El procedimiento para practicar la regularización se basa en los siguientes pasos:

  • Se toma como punto de inicio la deducción efectuada en el año de la compra.
  • Conocido el porcentaje de deducción definitivamente aplicable en cada uno de los años en que deba tener lugar la regularización, se determina el importe de la deducción que procedería si la repercusión de las cuotas se hubiese soportado en el año que se considere. Dicho importe se restará del de la deducción efectuada en que tuvo lugar la repercusión.
  • La diferencia positiva o negativa se divide por 5 (o 10 si se trata de terrenos o edificaciones) y el cociente es la cuantía del ingreso o devolución complementarios a efectuar, respectivamente.

¿Qué sucede si se transmite el bien de inversión antes de finalizar el periodo de regularización?

En los casos de entregas de bienes de inversión durante el periodo de regularización, esta se realizará, según lo dispuesto en el artículo 110 de la Ley del IVA, de una sola vez por el tiempo de dicho periodo que quede por transcurrir en el año de la transmisión.
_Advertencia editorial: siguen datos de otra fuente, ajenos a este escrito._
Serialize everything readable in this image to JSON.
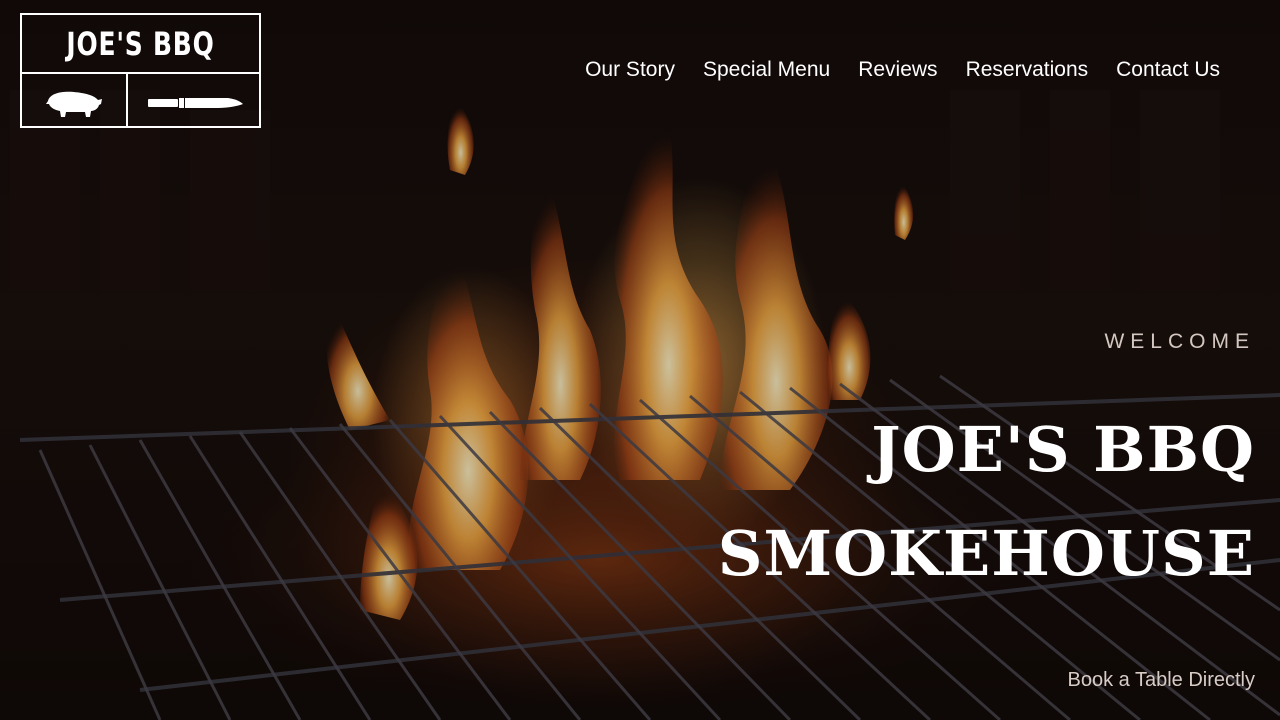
{
  "brand": {
    "logo_title": "JOE'S BBQ",
    "logo_icons": [
      "pig-icon",
      "knife-icon"
    ]
  },
  "nav": {
    "items": [
      {
        "label": "Our Story"
      },
      {
        "label": "Special Menu"
      },
      {
        "label": "Reviews"
      },
      {
        "label": "Reservations"
      },
      {
        "label": "Contact Us"
      }
    ]
  },
  "hero": {
    "eyebrow": "WELCOME",
    "title_line1": "JOE'S BBQ",
    "title_line2": "SMOKEHOUSE",
    "cta": "Book a Table Directly",
    "background": "grill-fire-photo"
  },
  "colors": {
    "text_primary": "#ffffff",
    "text_muted": "#d4c7c2",
    "flame": "#ff9a3c",
    "background": "#0b0706"
  }
}
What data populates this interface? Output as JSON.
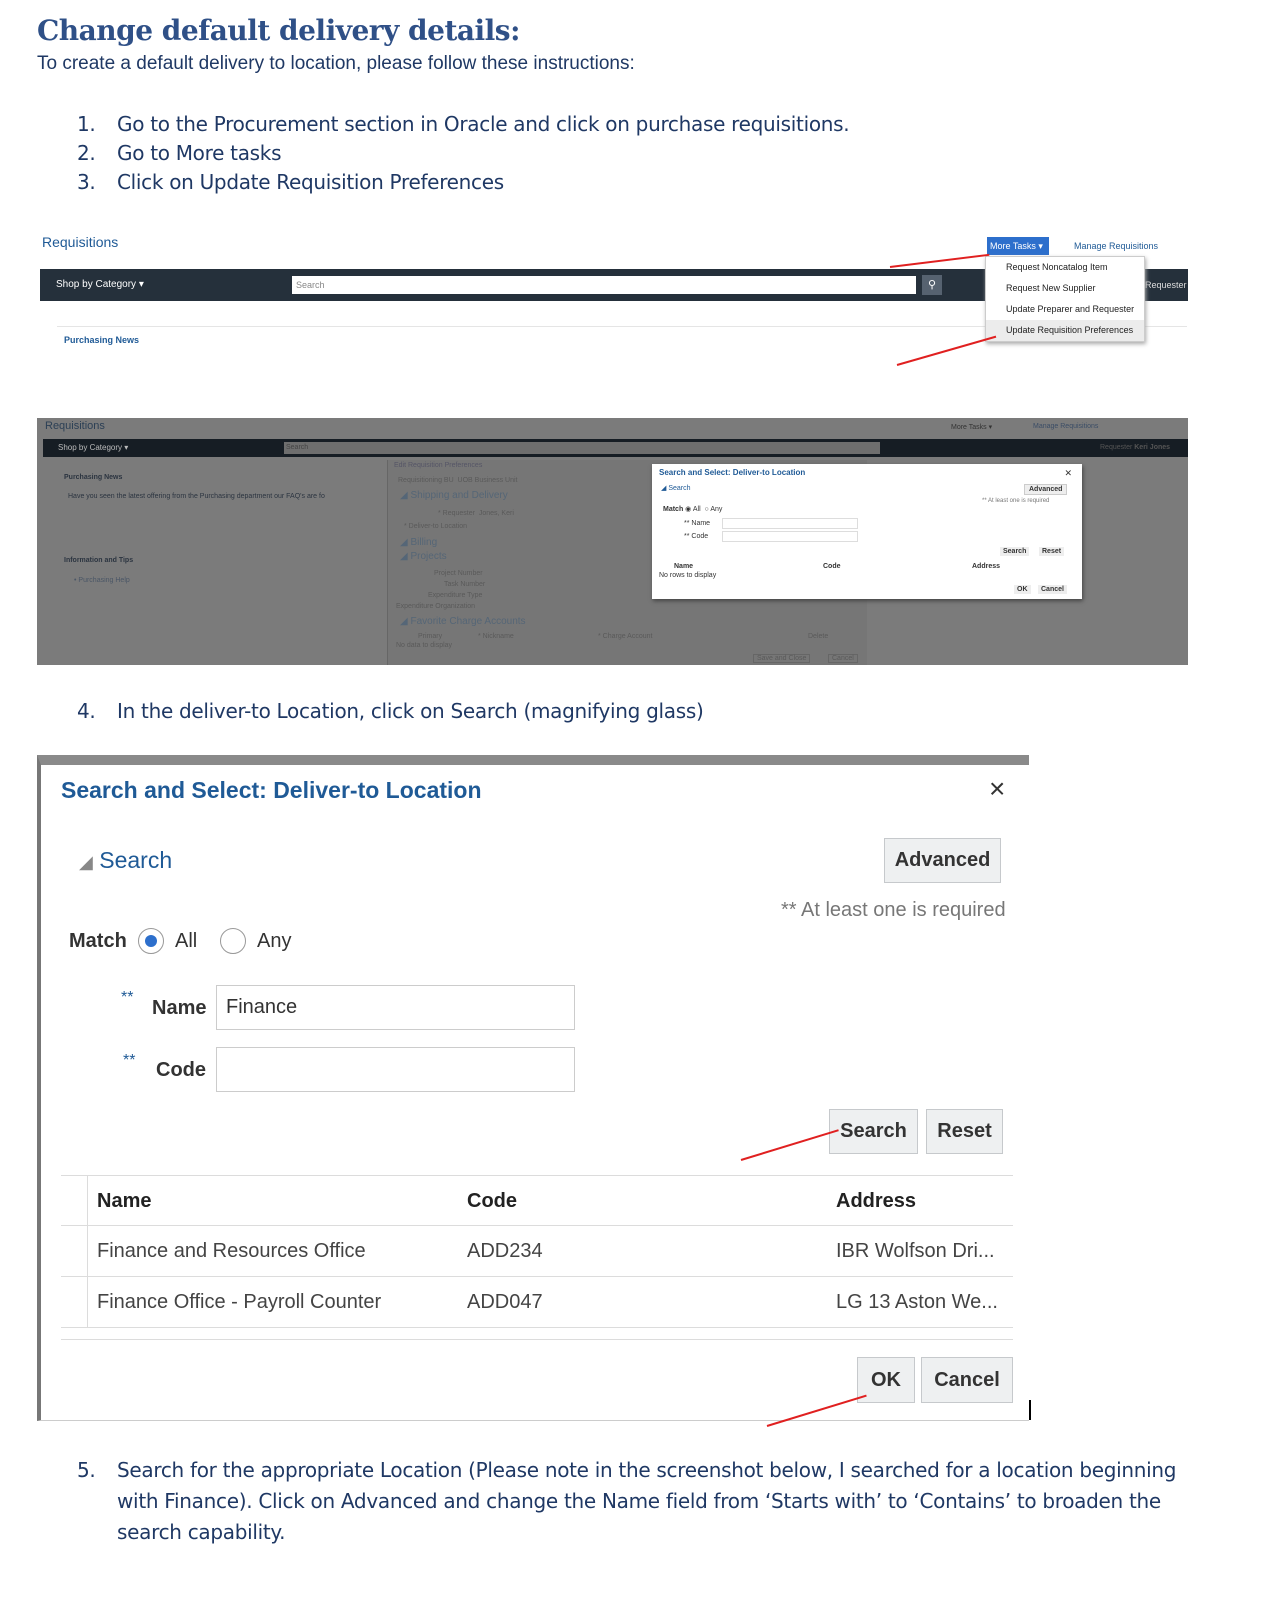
{
  "doc": {
    "title": "Change default delivery details:",
    "intro": "To create a default delivery to location, please follow these instructions:",
    "steps": [
      {
        "n": "1.",
        "text": "Go to the Procurement section in Oracle and click on purchase requisitions."
      },
      {
        "n": "2.",
        "text": "Go to More tasks"
      },
      {
        "n": "3.",
        "text": "Click on Update Requisition Preferences"
      },
      {
        "n": "4.",
        "text": "In the deliver-to Location, click on Search (magnifying glass)"
      },
      {
        "n": "5.",
        "text": "Search for the appropriate Location (Please note in the screenshot below, I searched for a location beginning with Finance). Click on Advanced and change the Name field from ‘Starts with’ to ‘Contains’ to broaden the search capability."
      }
    ]
  },
  "shot1": {
    "page_title": "Requisitions",
    "shop_by": "Shop by Category",
    "search_placeholder": "Search",
    "more_tasks": "More Tasks",
    "manage": "Manage Requisitions",
    "requester": "Requester",
    "news": "Purchasing News",
    "menu": [
      "Request Noncatalog Item",
      "Request New Supplier",
      "Update Preparer and Requester",
      "Update Requisition Preferences"
    ]
  },
  "shot2": {
    "page_title": "Requisitions",
    "shop_by": "Shop by Category",
    "search_placeholder": "Search",
    "more_tasks": "More Tasks",
    "manage": "Manage Requisitions",
    "requester": "Requester",
    "requester_name": "Keri Jones",
    "news": "Purchasing News",
    "news_text": "Have you seen the latest offering from the Purchasing department our FAQ's are fo",
    "info": "Information and Tips",
    "help": "Purchasing Help",
    "edit": {
      "title": "Edit Requisition Preferences",
      "bu_label": "Requisitioning BU",
      "bu": "UOB Business Unit",
      "shipping": "Shipping and Delivery",
      "requester_label": "* Requester",
      "requester": "Jones, Keri",
      "deliver_label": "* Deliver-to Location",
      "billing": "Billing",
      "projects": "Projects",
      "project_number": "Project Number",
      "task_number": "Task Number",
      "exp_type": "Expenditure Type",
      "exp_org": "Expenditure Organization",
      "fav": "Favorite Charge Accounts",
      "primary": "Primary",
      "nickname": "* Nickname",
      "charge": "* Charge Account",
      "delete": "Delete",
      "nodata": "No data to display",
      "save": "Save and Close",
      "cancel": "Cancel"
    },
    "dialog": {
      "title": "Search and Select: Deliver-to Location",
      "search": "Search",
      "advanced": "Advanced",
      "required": "** At least one is required",
      "match": "Match",
      "all": "All",
      "any": "Any",
      "name": "** Name",
      "code": "** Code",
      "search_btn": "Search",
      "reset": "Reset",
      "cols": [
        "Name",
        "Code",
        "Address"
      ],
      "norows": "No rows to display",
      "ok": "OK",
      "cancel": "Cancel"
    }
  },
  "shot3": {
    "title": "Search and Select: Deliver-to Location",
    "close": "×",
    "search": "Search",
    "advanced": "Advanced",
    "required": "** At least one is required",
    "match": "Match",
    "all": "All",
    "any": "Any",
    "req_mark": "**",
    "name_label": "Name",
    "name_value": "Finance",
    "code_label": "Code",
    "code_value": "",
    "search_btn": "Search",
    "reset": "Reset",
    "cols": [
      "Name",
      "Code",
      "Address"
    ],
    "rows": [
      {
        "name": "Finance and Resources Office",
        "code": "ADD234",
        "address": "IBR Wolfson Dri..."
      },
      {
        "name": "Finance Office - Payroll Counter",
        "code": "ADD047",
        "address": "LG 13 Aston We..."
      }
    ],
    "ok": "OK",
    "cancel": "Cancel"
  },
  "colors": {
    "heading": "#2f5087",
    "text": "#1f3864",
    "oracle_bar": "#25303b",
    "accent": "#2d6fcc",
    "dialog_title": "#1f5a96",
    "arrow": "#e02020"
  }
}
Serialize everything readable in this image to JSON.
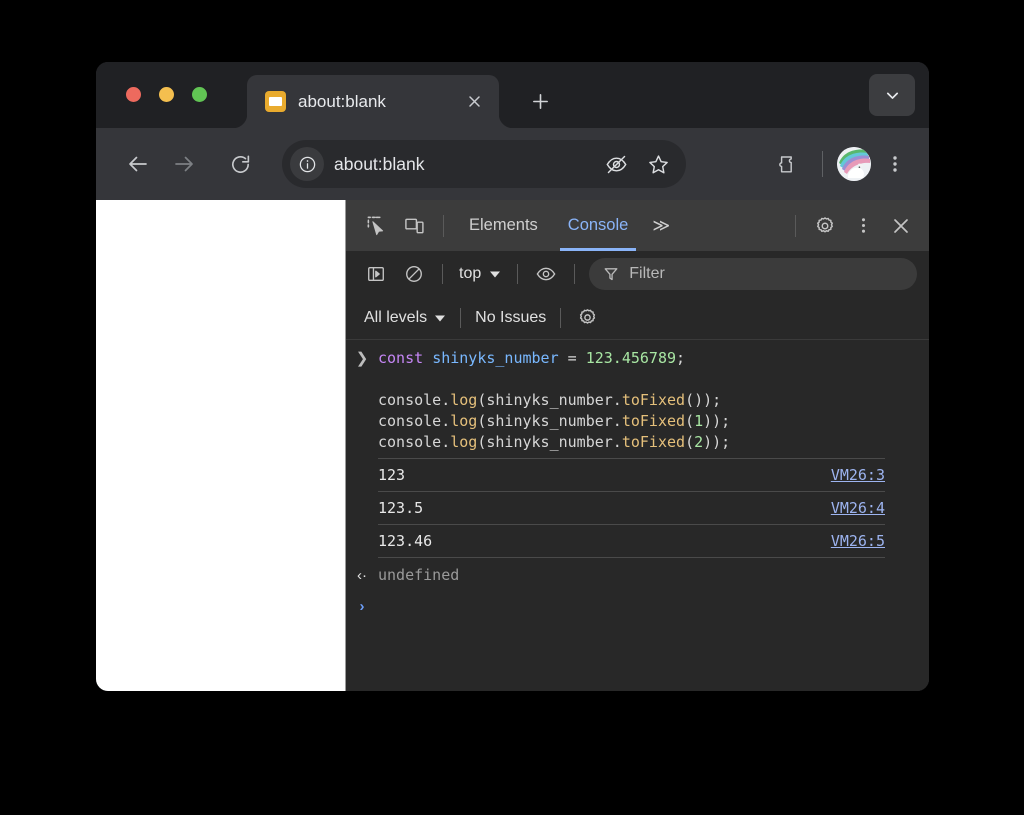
{
  "browser": {
    "tab": {
      "title": "about:blank",
      "favicon_icon": "page-favicon",
      "close_icon": "close-icon"
    },
    "new_tab_icon": "plus-icon",
    "tab_list_icon": "chevron-down-icon",
    "toolbar": {
      "back_icon": "arrow-left-icon",
      "forward_icon": "arrow-right-icon",
      "reload_icon": "reload-icon",
      "site_info_icon": "info-circle-icon",
      "url": "about:blank",
      "hide_icon": "eye-slash-icon",
      "bookmark_icon": "star-icon",
      "extensions_icon": "puzzle-piece-icon",
      "profile_icon": "unicorn-avatar",
      "menu_icon": "three-dots-vertical-icon"
    }
  },
  "devtools": {
    "inspect_icon": "inspect-element-icon",
    "device_toolbar_icon": "device-toolbar-icon",
    "tabs": [
      {
        "label": "Elements",
        "active": false
      },
      {
        "label": "Console",
        "active": true
      }
    ],
    "more_tabs_label": "≫",
    "settings_icon": "gear-icon",
    "more_options_icon": "three-dots-vertical-icon",
    "close_icon": "close-icon",
    "console_toolbar": {
      "sidebar_icon": "console-sidebar-icon",
      "clear_icon": "clear-console-icon",
      "context_label": "top",
      "context_chevron_icon": "chevron-down-icon",
      "live_expression_icon": "eye-icon",
      "filter_icon": "filter-funnel-icon",
      "filter_placeholder": "Filter",
      "filter_value": ""
    },
    "console_filterbar": {
      "levels_label": "All levels",
      "levels_chevron_icon": "chevron-down-icon",
      "issues_label": "No Issues",
      "issues_settings_icon": "gear-icon"
    },
    "console": {
      "input_prompt_icon": "chevron-right-icon",
      "input_lines": [
        [
          {
            "t": "const",
            "c": "tok-kw"
          },
          {
            "t": " ",
            "c": "tok-plain"
          },
          {
            "t": "shinyks_number",
            "c": "tok-var"
          },
          {
            "t": " = ",
            "c": "tok-plain"
          },
          {
            "t": "123.456789",
            "c": "tok-num"
          },
          {
            "t": ";",
            "c": "tok-plain"
          }
        ],
        [
          {
            "t": "",
            "c": "tok-plain"
          }
        ],
        [
          {
            "t": "console.",
            "c": "tok-plain"
          },
          {
            "t": "log",
            "c": "tok-fn"
          },
          {
            "t": "(shinyks_number.",
            "c": "tok-plain"
          },
          {
            "t": "toFixed",
            "c": "tok-fn"
          },
          {
            "t": "());",
            "c": "tok-plain"
          }
        ],
        [
          {
            "t": "console.",
            "c": "tok-plain"
          },
          {
            "t": "log",
            "c": "tok-fn"
          },
          {
            "t": "(shinyks_number.",
            "c": "tok-plain"
          },
          {
            "t": "toFixed",
            "c": "tok-fn"
          },
          {
            "t": "(",
            "c": "tok-plain"
          },
          {
            "t": "1",
            "c": "tok-num"
          },
          {
            "t": "));",
            "c": "tok-plain"
          }
        ],
        [
          {
            "t": "console.",
            "c": "tok-plain"
          },
          {
            "t": "log",
            "c": "tok-fn"
          },
          {
            "t": "(shinyks_number.",
            "c": "tok-plain"
          },
          {
            "t": "toFixed",
            "c": "tok-fn"
          },
          {
            "t": "(",
            "c": "tok-plain"
          },
          {
            "t": "2",
            "c": "tok-num"
          },
          {
            "t": "));",
            "c": "tok-plain"
          }
        ]
      ],
      "log_entries": [
        {
          "value": "123",
          "source": "VM26:3"
        },
        {
          "value": "123.5",
          "source": "VM26:4"
        },
        {
          "value": "123.46",
          "source": "VM26:5"
        }
      ],
      "result": {
        "arrow_icon": "result-arrow-icon",
        "arrow_glyph": "‹·",
        "value": "undefined"
      },
      "prompt": {
        "caret_glyph": "›"
      }
    }
  },
  "colors": {
    "accent_blue": "#8ab4f8",
    "window_chrome": "#35363a",
    "tabstrip": "#202124",
    "devtools_bg": "#282828",
    "devtools_tabbar": "#3c3c3c",
    "favicon": "#e9ab2e",
    "source_link": "#9db4f0"
  }
}
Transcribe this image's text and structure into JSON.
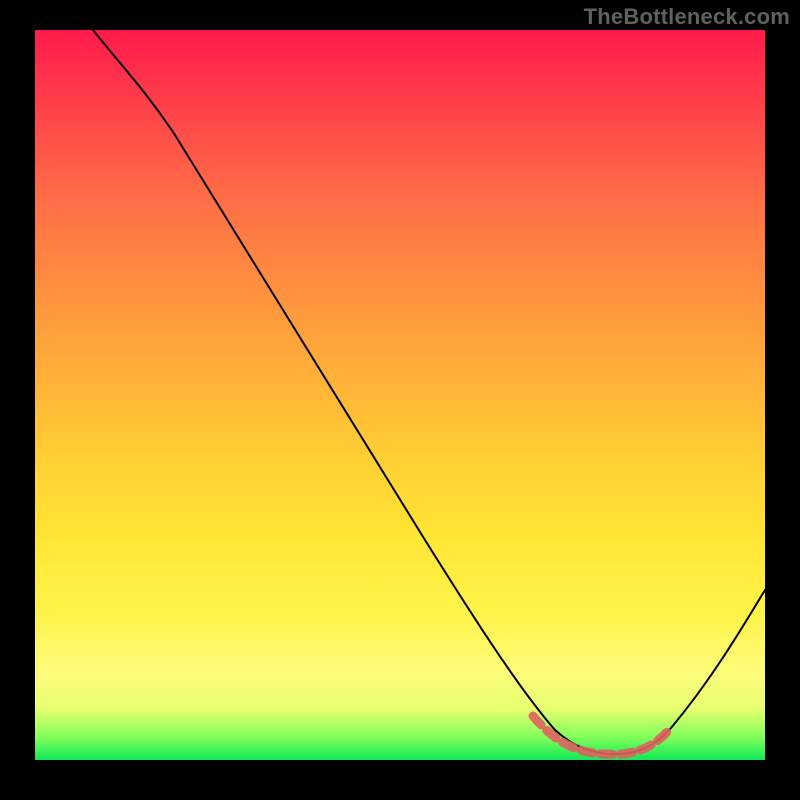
{
  "watermark": "TheBottleneck.com",
  "colors": {
    "background": "#000000",
    "watermark_text": "#606060",
    "curve_stroke": "#000000",
    "valley_marker_stroke": "#e0615f",
    "gradient_top": "#ff1a4b",
    "gradient_bottom": "#10e858"
  },
  "chart_data": {
    "type": "line",
    "title": "",
    "xlabel": "",
    "ylabel": "",
    "xlim": [
      0,
      100
    ],
    "ylim": [
      0,
      100
    ],
    "x": [
      8,
      15,
      25,
      35,
      45,
      55,
      63,
      68,
      72,
      76,
      80,
      84,
      90,
      95,
      100
    ],
    "values": [
      100,
      95,
      81,
      66,
      51,
      36,
      23,
      13,
      6,
      2,
      1,
      2,
      10,
      22,
      35
    ],
    "annotations": [
      {
        "name": "optimal-range",
        "x_start": 68,
        "x_end": 86,
        "note": "valley marked with dashed red segment near bottom"
      }
    ]
  }
}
La Ley del IVA establece para ello las siguientes reglas, aplicables a todos los sujetos pasivos hayan o no hayan aplicado la regla de prorrata en años anteriores:

  • Entrega del bien de inversión sujeta y no exenta. En este caso se considerará que el bien de inversión se empleó exclusivamente en la realización de operaciones que originan el derecho a deducir durante todo el año en que se realizó dicha entrega y en los restantes hasta la expiración del periodo de regularización, por lo que la prorrata aplicable es del 100 por 100.
  • Entrega del bien de inversión no sujeta o exenta. Se considerará que el bien de inversión se empleó exclusivamente en la realización de operaciones que no originan el derecho a deducir durante todo el año en que se realizó dicha entrega y en los restantes hasta la expiración del periodo de regularización, por lo que la prorrata que procede es del 0 por 100.

¿Y si los bienes se destruyen o desaparecen por causa no imputable al sujeto pasivo?

En los supuestos de pérdida o inutilización definitiva de los bienes de inversión, por causa no imputable al sujeto pasivo debidamente justificada, no procederá efectuar regularización alguna durante los años posteriores a aquel en que se produzca dicha circunstancia.